Thurman then detailed the process she had to go through to get Tarantino and Miramax, the studio funding the film, to admit any fault for her injuries, or even to allow her to see the footage of the accident. Miramax reportedly told Thurman she could have the footage if she signed a document “releasing them of any consequences of my future pain and suffering.” She chose not to.
Thurman says Tarantino’s dismissal of her continued as filming wrapped and they had to travel together to promote Kill Bill. “We were in a terrible fight for years. We had to then go through promoting the movies. It was all very thin ice. We had a fateful fight at Soho House in New York in 2004 and we were shouting at each other because he wouldn’t let me see the footage and he told me that was what they had all decided.”
For years, Thurman gave up on finding justice for the way Tarantino treated her. It was the #MeToo movement and the flood of allegations against Weinstein, forcing her to relive her own “dehumanization to the point of death” that inspired Thurman to pick up where she left off with Tarantino, trying to get him to give her the footage that showed the dangerous position he put her in.
“Quentin finally atoned by giving it to me after 15 years, right?” she said. “Not that it matters now, with my permanently damaged neck and my screwed-up knees… When they turned on me after the accident, I went from being a creative contributor and performer to being like a broken tool.”
The crash was just a turning point for Thurman, who had been mistreated by Tarantino without “feeling disempowered” for a long time. In the New York Times article, she notes that he acted as a stand-in for other actors during filming of some of Kill Bill‘s more sadistic scenes, like one where a man spit in her face, and another where he choked her with a chain. Thurman’s longtime friend and fellow actor, Jessica Chastain, weighed in to criticize Tarantino for that behavior. Her insight is dead-on.
I keep imagining Tarantino spitting in Uma's face and strangling her with a chain for KILL BILL. How many images of women in media do we celebrate that showcase abuse? When did this become normalized 'entertainment'?

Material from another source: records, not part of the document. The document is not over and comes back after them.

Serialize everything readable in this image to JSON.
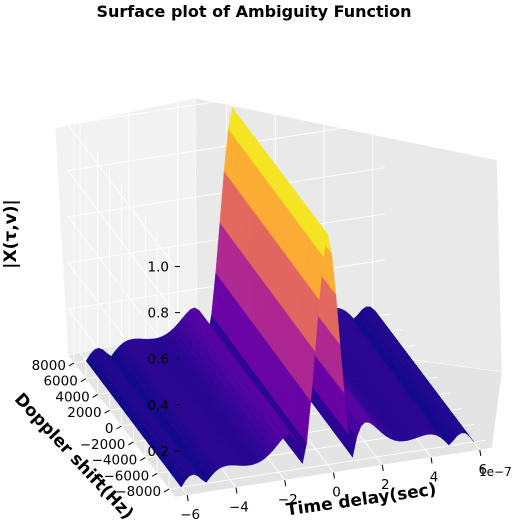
{
  "chart_data": {
    "type": "surface",
    "title": "Surface plot of Ambiguity Function",
    "xlabel": "Time delay(sec)",
    "ylabel": "Doppler shift(Hz)",
    "zlabel": "|X(τ,v)|",
    "x_scale_label": "1e−7",
    "x_ticks": [
      "−6",
      "−4",
      "−2",
      "0",
      "2",
      "4",
      "6"
    ],
    "y_ticks": [
      "8000",
      "6000",
      "4000",
      "2000",
      "0",
      "−2000",
      "−4000",
      "−6000",
      "−8000"
    ],
    "z_ticks": [
      "0.2",
      "0.4",
      "0.6",
      "0.8",
      "1.0"
    ],
    "xlim": [
      -6.5e-07,
      6.5e-07
    ],
    "ylim": [
      -9000,
      9000
    ],
    "zlim": [
      0,
      1.05
    ],
    "peak": {
      "x": 0,
      "y": 0,
      "z": 1.0
    },
    "colormap": "plasma",
    "grid": true
  }
}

— Jessica Chastain (@jes_chastain) February 4, 2018
When violence against women is used as a plot device to make the characters stronger then we have a problem. It is not empowering to be beaten and raped, yet so many films make it their 'pheonix' moment for women. We don't need abuse in order to be powerful. We already are.— Jessica Chastain (@jes_chastain) February 4, 2018
Directors inserting themselves into a scene depicting abuse is crossing a boundary. How can an actor feel safe when your director is strangling you?— Jessica Chastain (@jes_chastain) February 4, 2018
It’s no wonder Thurman is so angry. What she’s been through would be enough to break many women. Yet somehow, she’s emerged from the other side, ready to speak her truth and make sure predators like Weinstein and Tarantino are finally, officially, canceled.
“Harvey assaulted me but that didn’t kill me,” she said. “What really got me about the crash was that it was a cheap shot. I had been through so many rings of fire by that point. I had really always felt a connection to the greater good in my work with Quentin and most of what I allowed to happen to me and what I participated in was kind of like a horrible mud wrestle with a very angry brother. But at least I had some say, you know?”
She continued, “Personally, it has taken me 47 years to stop calling people who are mean to you ‘in love’ with you. It took a long time because I think that as little girls we are conditioned to believe that cruelty and love somehow have a connection and that is like the sort of era that we need to evolve out of.”